Since the European Commission Communication on Sustainable Carbon Cycles (EC, 2021), several new initiatives, such as the Industrial Carbon Management Strategy, have been launched to support the expansion of CO2 transport and infrastructure (EC, 2023; KEFM, 2023a). Administrative procedures and permission structures are being reviewed under the EU Net-Zero Industry Act (Regulation (EU) 2024/1735), and the planned Industrial Decarbo­ni­sation Accelerator Act (IDAA) (EC, 2025k; EU, 2024b). Cross-border infra­structure planning is supported by the Trans-European Energy Infra­structure Regulation (Regulation (EU) 2013/347) which can recognise specific projects as eligible for funding under the Connecting Europe Facility (EC, 2025h). A recent study shows that transport is a key enabler, and that early invest­ments will shape value chains by determi­ning locations and capacities of trans­port routes (Tumara et al., 2024). To facilitate the needed change, govern­ments could allocate state funding to generate over­capacity in open-access transport and storage infrastructure (EU, 2023c) and enabling information exchange nationally and inter­nationally. Studies also highlight that regulatory guidance and standard­ization are needed (IEA, 2021).

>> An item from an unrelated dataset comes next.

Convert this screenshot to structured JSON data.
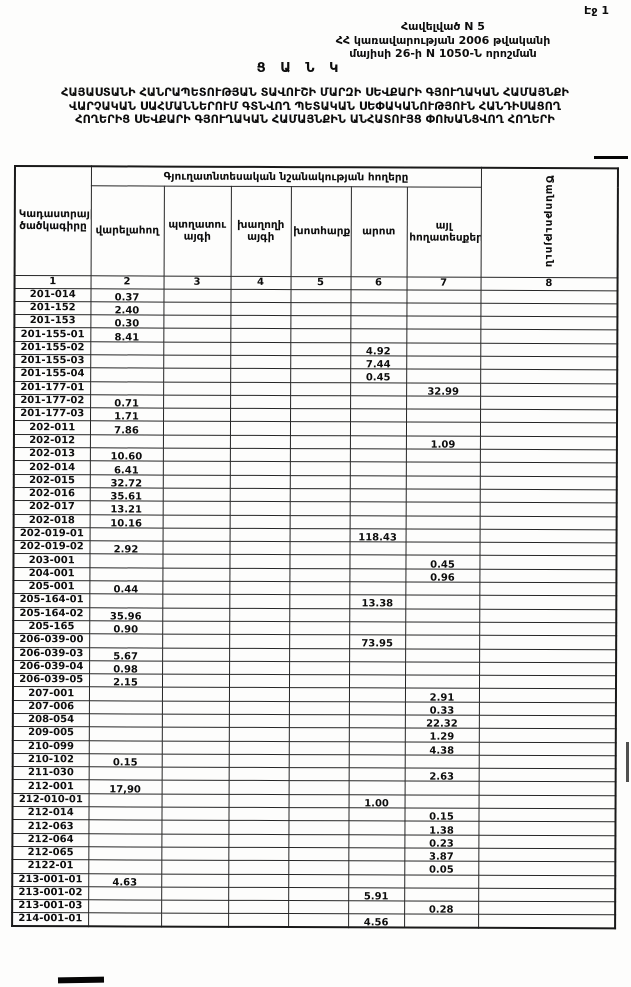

For many years, the London Protocol on the Prevention of Marine Pollution by Dumping of Wastes and Other Matter prohibited geological storage of CO2 in the seabed, as well as transporting CO2 to storage in another country. Amendments to the London Protocol now allow geo­logical storage of CO2, while cross-border transport has not been ratified by enough countries. However, cross-border trans­portation is possible between countries that have ratified the amendment and have entered into arrangements (IEA, 2021). Currently, among the Nordic countries, Memoranda of Understanding exist between Denmark-Sweden, Norway-Denmark, Norway-Sweden, Finland-Denmark, Finland-Norway (IMO, 2025).
Some assessments indicate substantial technical storage potentials in Denmark (Hjelm et al., 2020) and Norway (Ministry of Energy Norway, 2024) in saline aquifers and depleted oil and gas fields. Iceland could have large potential for geological CO2 storage primarily through basalt minerali­zation (Snæbjörnsdóttir et al., 2014). Several storage projects have been permitted in Denmark, Iceland and Norway under specific conditions and following different approval processes (NCM, 2023). Finland lacks the aquifers for CO2 storage but might hold some potential for CO2 mineralization in near surface rock (Teir et al., 2010). CO2 storage is prohibited in Finland under the CCS-law transposing the CCS directive, and there are no sites that could be permitted (Ministry of the Environ­ment Finland, 2025a). Sweden is carrying out geological investigations for both onshore and offshore storage, but it is possible that there will not be any domestic capacity by 2030 (Swedish Energy Agency, 2024).